Title

Improving Data Science Team Performance via the Use of a Kanban Process Framework that has Enhanced Mentoring, Coaching and Metrics Utilization

Date of Award

December 2019

Degree Type

Dissertation

Degree Name

Doctor of Philosophy (PhD)

Department

School of Information Studies

Advisor(s)

Jeffrey S. Saltz

Keywords

Data Science Project Management, Kanban, Kanban Coach, Kanban Master, Process Methodology, Project Management

Subject Categories

Social and Behavioral Sciences

Abstract

The amount of data generated by organizations and systems is growing exponentially. At the same time, organizations are increasing their efforts to generate knowledge and useful insights that might be hidden within their data. This is driving tremendous growth in teams doing data science and the related field of big data. However, despite the fact that data science is now widely used in many organizations, most data science teams do not follow any specific methodology of how to organize, collaborate and structure the team’s work.

Kanban is one of the potential methodologies that can be used to help a data science team improve their coordination and effectiveness. The use of Kanban is increasing across a range of information system projects, including software development and data science. While the use of Kanban is growing, little has been done to explore how to improve team performance for teams that use Kanban. One possibility is to introduce a process coach. Another possibility is to introduce a process master. Yet another possibility is to collect Kanban team metrics (to be able to understand and predict low team performance).

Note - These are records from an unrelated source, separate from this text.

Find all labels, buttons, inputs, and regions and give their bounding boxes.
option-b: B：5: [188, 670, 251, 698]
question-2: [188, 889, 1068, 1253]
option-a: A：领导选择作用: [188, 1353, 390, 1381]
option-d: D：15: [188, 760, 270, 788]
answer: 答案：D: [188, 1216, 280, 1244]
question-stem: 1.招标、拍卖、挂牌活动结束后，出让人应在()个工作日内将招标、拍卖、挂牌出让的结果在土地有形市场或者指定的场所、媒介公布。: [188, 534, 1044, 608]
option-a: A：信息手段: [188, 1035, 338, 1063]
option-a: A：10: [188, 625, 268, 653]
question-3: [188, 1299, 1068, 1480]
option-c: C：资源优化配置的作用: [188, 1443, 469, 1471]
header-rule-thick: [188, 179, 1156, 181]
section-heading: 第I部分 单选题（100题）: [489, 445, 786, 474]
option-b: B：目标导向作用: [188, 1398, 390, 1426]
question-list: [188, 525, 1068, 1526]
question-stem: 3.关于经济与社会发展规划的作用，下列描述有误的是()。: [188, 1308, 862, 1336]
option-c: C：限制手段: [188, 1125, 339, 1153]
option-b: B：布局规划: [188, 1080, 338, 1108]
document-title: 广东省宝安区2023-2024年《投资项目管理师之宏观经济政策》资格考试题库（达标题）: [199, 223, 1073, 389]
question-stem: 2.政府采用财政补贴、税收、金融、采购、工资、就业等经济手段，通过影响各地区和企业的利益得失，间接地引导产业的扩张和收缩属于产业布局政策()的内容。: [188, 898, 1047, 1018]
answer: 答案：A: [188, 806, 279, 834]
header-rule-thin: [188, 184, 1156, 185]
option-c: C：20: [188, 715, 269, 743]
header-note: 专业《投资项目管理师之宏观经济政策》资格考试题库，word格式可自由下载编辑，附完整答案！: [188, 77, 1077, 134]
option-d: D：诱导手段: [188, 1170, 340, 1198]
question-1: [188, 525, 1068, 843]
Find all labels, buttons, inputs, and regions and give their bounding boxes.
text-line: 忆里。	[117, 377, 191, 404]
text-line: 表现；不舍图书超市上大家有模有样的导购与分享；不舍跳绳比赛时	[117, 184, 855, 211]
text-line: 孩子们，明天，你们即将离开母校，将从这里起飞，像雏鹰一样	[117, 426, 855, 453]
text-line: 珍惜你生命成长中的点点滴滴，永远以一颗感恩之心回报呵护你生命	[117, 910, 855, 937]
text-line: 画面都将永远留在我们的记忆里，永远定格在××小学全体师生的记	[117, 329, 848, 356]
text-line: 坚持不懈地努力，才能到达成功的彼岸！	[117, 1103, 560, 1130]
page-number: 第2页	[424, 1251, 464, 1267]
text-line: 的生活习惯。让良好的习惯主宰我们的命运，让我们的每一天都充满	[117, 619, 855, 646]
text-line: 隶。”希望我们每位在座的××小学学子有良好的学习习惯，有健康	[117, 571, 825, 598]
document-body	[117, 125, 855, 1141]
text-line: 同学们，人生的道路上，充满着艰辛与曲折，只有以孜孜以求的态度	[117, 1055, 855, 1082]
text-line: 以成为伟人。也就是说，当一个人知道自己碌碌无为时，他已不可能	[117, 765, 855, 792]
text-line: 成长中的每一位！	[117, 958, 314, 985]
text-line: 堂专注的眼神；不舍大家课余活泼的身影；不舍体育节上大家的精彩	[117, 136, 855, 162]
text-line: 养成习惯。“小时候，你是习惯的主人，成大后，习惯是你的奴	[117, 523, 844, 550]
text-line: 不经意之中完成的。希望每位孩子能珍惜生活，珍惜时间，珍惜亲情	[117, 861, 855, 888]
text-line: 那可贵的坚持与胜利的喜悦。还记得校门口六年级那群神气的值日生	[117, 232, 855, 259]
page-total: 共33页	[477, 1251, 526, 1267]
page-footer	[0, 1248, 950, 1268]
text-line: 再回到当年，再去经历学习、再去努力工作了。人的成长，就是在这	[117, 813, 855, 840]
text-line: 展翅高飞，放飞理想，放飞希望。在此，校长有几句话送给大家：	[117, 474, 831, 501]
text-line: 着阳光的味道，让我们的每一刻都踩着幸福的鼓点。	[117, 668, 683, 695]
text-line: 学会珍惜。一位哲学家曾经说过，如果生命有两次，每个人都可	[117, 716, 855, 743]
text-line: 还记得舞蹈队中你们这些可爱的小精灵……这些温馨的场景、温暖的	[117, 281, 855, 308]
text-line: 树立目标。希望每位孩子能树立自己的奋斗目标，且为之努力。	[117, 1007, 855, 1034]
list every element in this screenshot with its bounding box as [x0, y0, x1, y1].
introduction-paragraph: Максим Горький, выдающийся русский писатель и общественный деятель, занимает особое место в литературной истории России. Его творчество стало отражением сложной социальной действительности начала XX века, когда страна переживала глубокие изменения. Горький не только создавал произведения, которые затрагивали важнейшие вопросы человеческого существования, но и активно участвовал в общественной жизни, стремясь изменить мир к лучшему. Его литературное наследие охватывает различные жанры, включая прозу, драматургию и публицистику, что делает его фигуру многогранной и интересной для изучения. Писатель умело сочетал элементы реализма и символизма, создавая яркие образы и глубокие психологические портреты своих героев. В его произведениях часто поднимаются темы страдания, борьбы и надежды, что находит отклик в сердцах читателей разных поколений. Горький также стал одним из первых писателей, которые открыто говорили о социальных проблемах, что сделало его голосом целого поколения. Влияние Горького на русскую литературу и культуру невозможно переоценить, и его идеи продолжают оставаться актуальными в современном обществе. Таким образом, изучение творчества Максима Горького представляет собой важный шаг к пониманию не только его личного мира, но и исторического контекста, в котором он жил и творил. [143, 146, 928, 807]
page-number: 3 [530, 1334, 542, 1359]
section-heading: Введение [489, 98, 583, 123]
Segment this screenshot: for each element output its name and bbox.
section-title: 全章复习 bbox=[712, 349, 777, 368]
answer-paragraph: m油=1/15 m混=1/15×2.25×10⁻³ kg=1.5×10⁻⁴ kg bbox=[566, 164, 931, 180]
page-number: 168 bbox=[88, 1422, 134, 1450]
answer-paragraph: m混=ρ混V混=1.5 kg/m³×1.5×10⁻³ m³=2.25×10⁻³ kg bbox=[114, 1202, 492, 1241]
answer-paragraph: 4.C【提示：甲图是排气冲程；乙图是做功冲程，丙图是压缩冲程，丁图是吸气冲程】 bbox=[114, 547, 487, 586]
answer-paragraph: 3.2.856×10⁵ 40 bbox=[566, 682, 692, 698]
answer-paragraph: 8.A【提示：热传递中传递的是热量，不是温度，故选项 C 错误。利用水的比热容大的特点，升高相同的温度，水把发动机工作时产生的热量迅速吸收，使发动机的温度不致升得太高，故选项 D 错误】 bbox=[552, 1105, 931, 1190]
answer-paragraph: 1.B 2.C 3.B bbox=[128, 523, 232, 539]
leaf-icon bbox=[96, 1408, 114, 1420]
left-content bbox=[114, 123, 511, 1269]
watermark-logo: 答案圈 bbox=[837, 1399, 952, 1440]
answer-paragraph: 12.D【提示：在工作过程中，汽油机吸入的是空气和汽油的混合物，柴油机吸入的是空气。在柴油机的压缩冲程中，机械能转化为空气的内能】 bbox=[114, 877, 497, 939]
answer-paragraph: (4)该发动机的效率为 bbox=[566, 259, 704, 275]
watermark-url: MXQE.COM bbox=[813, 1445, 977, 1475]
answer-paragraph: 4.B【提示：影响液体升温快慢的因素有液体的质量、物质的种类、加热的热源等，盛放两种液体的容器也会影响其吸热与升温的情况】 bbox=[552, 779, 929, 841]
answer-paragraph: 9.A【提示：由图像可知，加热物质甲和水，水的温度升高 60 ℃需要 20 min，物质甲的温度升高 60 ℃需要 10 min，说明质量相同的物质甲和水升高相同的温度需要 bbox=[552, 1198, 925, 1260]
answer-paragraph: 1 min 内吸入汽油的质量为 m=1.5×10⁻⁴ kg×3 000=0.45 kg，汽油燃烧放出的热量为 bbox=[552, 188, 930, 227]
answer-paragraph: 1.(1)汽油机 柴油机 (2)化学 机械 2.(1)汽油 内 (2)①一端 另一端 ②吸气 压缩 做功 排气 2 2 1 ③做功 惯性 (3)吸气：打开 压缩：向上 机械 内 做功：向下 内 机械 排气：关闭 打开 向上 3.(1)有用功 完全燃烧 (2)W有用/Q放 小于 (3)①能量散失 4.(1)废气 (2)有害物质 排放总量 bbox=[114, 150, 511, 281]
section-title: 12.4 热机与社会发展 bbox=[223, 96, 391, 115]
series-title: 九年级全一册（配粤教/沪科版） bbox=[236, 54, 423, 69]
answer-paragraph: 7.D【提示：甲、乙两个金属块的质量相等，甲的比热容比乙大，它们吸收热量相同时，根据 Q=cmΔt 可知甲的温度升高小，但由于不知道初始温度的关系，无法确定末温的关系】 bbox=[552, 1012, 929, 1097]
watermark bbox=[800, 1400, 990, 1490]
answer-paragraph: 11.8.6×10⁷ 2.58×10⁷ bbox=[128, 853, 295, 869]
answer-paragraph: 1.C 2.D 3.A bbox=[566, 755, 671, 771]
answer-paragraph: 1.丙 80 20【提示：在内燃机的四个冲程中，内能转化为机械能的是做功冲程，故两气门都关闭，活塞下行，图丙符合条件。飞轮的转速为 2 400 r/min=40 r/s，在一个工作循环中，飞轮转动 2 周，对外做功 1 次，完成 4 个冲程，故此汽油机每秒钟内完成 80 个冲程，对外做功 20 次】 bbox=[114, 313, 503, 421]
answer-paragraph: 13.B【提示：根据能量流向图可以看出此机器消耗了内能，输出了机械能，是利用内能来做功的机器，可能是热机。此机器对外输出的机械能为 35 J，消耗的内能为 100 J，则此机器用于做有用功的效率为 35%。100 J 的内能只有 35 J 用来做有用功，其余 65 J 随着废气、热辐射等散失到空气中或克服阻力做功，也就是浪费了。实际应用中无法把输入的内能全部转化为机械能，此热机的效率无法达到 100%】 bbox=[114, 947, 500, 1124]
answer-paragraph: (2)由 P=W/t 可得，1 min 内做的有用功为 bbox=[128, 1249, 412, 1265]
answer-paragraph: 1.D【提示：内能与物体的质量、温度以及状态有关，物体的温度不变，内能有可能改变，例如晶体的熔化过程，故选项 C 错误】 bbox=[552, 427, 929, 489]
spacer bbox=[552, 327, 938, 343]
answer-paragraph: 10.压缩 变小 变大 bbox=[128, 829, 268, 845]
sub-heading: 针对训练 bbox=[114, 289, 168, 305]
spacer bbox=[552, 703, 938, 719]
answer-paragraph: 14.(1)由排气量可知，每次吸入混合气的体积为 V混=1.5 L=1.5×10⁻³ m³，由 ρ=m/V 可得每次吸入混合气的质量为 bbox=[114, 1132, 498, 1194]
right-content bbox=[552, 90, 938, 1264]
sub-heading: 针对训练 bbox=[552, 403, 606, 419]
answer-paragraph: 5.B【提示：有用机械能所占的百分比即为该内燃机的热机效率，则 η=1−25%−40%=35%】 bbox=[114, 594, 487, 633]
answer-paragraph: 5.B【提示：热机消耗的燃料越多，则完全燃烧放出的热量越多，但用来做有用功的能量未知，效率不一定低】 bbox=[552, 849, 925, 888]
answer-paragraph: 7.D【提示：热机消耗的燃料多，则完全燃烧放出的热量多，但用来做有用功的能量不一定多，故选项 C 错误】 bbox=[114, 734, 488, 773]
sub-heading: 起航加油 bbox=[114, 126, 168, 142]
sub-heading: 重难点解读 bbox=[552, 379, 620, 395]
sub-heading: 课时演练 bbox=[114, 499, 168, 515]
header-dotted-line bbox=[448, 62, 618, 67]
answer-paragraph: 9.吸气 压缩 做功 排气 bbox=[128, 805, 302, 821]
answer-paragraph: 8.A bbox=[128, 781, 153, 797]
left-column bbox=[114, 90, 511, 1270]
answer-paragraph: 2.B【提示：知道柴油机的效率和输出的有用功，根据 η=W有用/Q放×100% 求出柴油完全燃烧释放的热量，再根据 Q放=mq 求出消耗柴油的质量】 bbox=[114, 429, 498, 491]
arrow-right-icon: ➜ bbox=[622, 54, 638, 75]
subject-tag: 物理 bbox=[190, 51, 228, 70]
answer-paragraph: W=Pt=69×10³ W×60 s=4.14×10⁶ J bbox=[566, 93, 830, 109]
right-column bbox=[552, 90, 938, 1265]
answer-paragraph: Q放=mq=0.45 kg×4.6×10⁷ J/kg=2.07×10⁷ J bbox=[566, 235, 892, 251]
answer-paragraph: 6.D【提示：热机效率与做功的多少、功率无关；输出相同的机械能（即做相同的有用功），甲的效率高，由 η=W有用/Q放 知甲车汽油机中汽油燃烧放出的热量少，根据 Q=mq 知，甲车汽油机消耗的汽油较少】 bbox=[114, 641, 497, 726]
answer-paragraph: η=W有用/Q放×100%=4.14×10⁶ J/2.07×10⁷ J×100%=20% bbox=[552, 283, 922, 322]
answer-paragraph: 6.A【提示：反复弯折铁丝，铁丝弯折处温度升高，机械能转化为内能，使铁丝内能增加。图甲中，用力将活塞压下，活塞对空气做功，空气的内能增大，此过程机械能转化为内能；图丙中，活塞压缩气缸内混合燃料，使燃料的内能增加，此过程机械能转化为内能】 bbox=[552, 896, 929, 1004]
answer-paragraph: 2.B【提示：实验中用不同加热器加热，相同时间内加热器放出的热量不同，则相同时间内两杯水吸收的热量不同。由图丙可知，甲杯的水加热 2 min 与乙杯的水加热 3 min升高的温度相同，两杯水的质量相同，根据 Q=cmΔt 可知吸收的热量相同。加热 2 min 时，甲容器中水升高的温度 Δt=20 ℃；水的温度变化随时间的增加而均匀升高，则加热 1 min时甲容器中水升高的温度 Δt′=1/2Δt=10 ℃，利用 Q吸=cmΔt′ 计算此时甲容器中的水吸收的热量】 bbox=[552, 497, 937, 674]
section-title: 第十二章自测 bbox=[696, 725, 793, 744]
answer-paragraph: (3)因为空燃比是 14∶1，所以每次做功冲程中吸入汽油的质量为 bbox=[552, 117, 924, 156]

This paper reports on an experiment comparing teams using a Kanban Coach (KC), a Kanban Master (KM) or neither a KC nor a KM. Coordination Theory and Shared Mental Models were employed to provide an explanation as to why a KC or a KM might lead to better

project results. It was found that introducing KC or a KM led to significant improvement of team performance in comparison to the baseline case, with the KC being better than the KM with respect to how teams used Kanban. This dissertation also explored, for teams using Kanban, the ability to predict low team performance via an analytical model that uses specific project metrics that can be collected via the team’s visual Kanban board. The models developed, via the analysis of 80 data science teams using Kanban, were significantly better than the baseline situation of thinking that all teams were at risk.

Finally, note that while this research was done within a data science project context, the results are likely applicable across a range of information system projects that use Kanban.